El concejo de la ciudad, a pesar del peligro que representa el alcalde, para la sociedad neivana, continúa dándole juego, ni exigirle rinda cuentas por el crédito de $60.000 millones que le autorizó.

Proliferan los carruseles de corruptos disfrazados o encubiertos: De jueces y abogados (el cartel de la toga y anticorrupción). De la contratación pública, diseminados por toda la nación. De la salud y los medicamentos.  De la tercerización laboral, etc. Los reglamentos jurídicos, para el procesamiento de delincuentes, entre ellos los de cuello blanco, están plagados de gabelas favorables al delincuente. 

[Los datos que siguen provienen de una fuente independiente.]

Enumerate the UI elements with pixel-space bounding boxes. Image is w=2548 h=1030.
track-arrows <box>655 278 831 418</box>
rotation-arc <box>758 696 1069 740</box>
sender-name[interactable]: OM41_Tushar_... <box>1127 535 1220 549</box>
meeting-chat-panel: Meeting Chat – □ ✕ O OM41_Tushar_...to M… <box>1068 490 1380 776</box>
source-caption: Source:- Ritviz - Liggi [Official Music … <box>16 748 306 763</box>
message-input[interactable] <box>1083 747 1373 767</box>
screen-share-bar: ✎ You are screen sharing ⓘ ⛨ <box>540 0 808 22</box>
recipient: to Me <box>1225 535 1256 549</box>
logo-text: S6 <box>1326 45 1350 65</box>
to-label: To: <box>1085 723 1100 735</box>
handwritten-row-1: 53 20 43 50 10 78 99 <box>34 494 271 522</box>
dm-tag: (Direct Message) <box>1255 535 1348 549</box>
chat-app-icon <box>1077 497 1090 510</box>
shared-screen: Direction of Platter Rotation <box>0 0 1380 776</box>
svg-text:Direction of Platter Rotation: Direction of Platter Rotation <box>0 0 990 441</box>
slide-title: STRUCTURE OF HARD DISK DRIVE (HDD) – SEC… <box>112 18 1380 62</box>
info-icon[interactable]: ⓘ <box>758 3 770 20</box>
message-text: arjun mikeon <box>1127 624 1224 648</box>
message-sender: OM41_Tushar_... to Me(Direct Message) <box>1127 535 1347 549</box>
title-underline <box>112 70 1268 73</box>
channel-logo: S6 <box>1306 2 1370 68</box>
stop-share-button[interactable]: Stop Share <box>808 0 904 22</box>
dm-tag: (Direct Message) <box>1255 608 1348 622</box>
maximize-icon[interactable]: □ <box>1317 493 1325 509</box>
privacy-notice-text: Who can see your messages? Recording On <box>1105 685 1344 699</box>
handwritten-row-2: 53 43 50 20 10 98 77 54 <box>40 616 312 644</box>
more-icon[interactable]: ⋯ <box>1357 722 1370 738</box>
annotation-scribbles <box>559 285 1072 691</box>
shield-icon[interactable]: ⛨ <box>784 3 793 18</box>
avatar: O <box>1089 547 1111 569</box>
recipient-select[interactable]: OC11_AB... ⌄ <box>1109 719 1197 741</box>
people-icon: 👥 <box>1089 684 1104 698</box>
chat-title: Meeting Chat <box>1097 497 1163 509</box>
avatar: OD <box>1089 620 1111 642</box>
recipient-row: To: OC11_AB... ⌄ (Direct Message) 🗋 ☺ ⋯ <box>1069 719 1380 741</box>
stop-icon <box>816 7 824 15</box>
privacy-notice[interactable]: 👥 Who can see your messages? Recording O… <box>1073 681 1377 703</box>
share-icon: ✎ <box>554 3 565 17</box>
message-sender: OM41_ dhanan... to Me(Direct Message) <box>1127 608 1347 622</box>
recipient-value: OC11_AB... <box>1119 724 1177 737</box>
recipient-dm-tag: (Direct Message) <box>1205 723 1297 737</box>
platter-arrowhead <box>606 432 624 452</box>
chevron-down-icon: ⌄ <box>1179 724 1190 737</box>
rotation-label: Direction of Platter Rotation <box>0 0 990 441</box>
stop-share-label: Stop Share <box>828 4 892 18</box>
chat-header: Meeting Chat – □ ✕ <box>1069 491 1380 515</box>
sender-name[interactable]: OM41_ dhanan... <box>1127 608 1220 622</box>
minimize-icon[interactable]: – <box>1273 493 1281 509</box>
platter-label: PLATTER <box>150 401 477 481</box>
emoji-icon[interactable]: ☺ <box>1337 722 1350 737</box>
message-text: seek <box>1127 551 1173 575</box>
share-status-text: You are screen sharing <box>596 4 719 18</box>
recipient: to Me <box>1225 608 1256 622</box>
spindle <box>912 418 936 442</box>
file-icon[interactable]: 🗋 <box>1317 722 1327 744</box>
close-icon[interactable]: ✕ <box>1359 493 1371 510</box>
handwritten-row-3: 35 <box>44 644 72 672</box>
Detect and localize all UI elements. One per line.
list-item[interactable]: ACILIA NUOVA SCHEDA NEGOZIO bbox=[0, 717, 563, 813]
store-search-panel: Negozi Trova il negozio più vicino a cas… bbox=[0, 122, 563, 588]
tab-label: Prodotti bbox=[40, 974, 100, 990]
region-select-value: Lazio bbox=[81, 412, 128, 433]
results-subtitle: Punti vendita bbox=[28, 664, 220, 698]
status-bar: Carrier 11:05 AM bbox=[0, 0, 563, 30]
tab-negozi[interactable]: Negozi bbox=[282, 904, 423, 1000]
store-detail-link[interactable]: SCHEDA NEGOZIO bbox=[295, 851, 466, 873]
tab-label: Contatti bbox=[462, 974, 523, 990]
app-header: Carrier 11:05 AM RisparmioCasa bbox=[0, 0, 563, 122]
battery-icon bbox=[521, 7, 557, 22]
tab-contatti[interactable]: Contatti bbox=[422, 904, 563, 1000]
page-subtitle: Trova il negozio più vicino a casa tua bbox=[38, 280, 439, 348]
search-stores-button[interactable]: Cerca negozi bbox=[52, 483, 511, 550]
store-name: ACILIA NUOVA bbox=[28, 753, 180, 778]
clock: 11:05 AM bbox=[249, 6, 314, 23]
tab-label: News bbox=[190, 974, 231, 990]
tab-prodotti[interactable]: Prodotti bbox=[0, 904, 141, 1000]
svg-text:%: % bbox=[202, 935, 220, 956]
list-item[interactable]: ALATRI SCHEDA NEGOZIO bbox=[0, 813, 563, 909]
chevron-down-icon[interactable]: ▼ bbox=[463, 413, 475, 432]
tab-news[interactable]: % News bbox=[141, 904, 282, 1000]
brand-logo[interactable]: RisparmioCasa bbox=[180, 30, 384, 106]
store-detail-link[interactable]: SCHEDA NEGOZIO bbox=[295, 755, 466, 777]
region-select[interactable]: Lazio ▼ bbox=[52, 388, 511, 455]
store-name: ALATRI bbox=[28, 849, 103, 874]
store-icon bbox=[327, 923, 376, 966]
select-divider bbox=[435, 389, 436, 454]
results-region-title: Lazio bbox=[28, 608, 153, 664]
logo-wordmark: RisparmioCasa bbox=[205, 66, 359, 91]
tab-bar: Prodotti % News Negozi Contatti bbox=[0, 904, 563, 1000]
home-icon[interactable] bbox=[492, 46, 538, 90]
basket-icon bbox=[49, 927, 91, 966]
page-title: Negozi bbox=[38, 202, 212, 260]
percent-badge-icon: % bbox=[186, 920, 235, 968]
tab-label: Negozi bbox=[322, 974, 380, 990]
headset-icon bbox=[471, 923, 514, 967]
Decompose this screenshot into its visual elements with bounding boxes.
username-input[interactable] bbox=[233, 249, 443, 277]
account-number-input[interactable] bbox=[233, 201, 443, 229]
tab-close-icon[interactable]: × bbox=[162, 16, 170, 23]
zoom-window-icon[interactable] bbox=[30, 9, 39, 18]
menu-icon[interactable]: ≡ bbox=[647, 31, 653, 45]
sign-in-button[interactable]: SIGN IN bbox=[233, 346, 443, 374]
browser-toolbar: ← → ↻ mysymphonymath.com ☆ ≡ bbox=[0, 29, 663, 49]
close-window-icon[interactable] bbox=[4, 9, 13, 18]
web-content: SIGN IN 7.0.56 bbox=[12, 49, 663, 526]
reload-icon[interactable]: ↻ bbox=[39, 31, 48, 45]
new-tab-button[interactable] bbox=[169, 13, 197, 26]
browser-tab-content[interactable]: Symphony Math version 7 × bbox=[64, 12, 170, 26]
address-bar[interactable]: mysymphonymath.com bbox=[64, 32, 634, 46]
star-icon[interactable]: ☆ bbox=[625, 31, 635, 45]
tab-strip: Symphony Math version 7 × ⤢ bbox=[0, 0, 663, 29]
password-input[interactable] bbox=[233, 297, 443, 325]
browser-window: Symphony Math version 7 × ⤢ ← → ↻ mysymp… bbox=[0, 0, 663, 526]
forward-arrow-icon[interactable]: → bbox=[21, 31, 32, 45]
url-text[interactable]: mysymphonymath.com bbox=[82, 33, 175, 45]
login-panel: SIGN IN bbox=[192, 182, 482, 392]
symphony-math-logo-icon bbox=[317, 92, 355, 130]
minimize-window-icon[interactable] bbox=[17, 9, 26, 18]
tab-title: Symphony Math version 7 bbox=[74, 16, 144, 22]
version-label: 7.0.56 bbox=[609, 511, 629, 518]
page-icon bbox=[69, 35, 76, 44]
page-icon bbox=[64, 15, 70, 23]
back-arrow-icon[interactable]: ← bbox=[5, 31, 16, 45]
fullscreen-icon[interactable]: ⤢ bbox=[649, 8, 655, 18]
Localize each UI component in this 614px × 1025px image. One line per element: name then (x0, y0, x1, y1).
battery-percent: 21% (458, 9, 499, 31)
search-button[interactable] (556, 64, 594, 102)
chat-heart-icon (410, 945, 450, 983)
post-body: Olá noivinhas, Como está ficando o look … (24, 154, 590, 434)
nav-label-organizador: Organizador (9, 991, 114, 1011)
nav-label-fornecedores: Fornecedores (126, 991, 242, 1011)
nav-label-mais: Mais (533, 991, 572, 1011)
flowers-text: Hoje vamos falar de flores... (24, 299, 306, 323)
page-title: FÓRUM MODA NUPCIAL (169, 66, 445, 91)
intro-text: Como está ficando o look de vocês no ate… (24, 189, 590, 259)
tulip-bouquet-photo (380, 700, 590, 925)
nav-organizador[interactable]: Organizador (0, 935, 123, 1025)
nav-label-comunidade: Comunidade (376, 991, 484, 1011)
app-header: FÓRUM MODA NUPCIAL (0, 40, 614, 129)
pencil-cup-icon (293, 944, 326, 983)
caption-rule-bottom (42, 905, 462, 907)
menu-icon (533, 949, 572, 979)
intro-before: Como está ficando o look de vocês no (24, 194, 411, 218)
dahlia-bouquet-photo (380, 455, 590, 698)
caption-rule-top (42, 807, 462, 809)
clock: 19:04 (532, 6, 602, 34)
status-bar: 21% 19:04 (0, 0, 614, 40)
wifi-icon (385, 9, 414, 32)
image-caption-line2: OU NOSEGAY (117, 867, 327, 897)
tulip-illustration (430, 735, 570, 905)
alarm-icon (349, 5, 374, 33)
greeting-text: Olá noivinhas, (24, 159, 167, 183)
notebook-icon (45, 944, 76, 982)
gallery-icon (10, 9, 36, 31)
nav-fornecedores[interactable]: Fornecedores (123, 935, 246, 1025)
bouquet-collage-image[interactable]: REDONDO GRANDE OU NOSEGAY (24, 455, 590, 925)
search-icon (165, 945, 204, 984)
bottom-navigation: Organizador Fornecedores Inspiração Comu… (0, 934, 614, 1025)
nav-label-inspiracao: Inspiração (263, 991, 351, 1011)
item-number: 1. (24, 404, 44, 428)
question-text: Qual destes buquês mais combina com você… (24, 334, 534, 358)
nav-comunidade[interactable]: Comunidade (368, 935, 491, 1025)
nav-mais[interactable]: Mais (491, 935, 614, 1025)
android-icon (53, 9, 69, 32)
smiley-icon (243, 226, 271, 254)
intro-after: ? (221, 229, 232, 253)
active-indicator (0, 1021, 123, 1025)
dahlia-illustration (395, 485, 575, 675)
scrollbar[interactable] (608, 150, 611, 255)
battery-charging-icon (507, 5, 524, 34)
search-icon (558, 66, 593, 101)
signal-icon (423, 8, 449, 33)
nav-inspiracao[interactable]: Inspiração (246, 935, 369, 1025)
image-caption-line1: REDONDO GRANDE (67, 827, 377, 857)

¿Quién aprueba los reglamentos jurídicos y designa sus intérpretes y ejecutores? La politiquería, el clientelismo, la mediocridad y la corrupción.

Para desmontar el conflicto, la corrupción, la impunidad, la injusticia social, la inequidad socioeconómica, alcanzar aceptables niveles desarrollo integral nacional y construir paz, hay que superar las causas que generan la desbocada corrupción e inmoralidad institucional y social. Se deben superar las causas del atraso en desarrollo industrial, tecnológico y científico, para generar empleo, superar el subempleo y la informalidad, la inseguridad ciudadana con su máxima expresión de fatalidad: la pobreza general.

Ante ese tipo de laberintos administrativos, institucionales y la perversidad de los enemigos del desarrollo integral, con equidad socioeconómica, ya está enfrentado el nuevo gobierno.

La incertidumbre es cósmica. Con apoyo decidido del pueblo, es posible revertir obstáculos. No todo está perdido.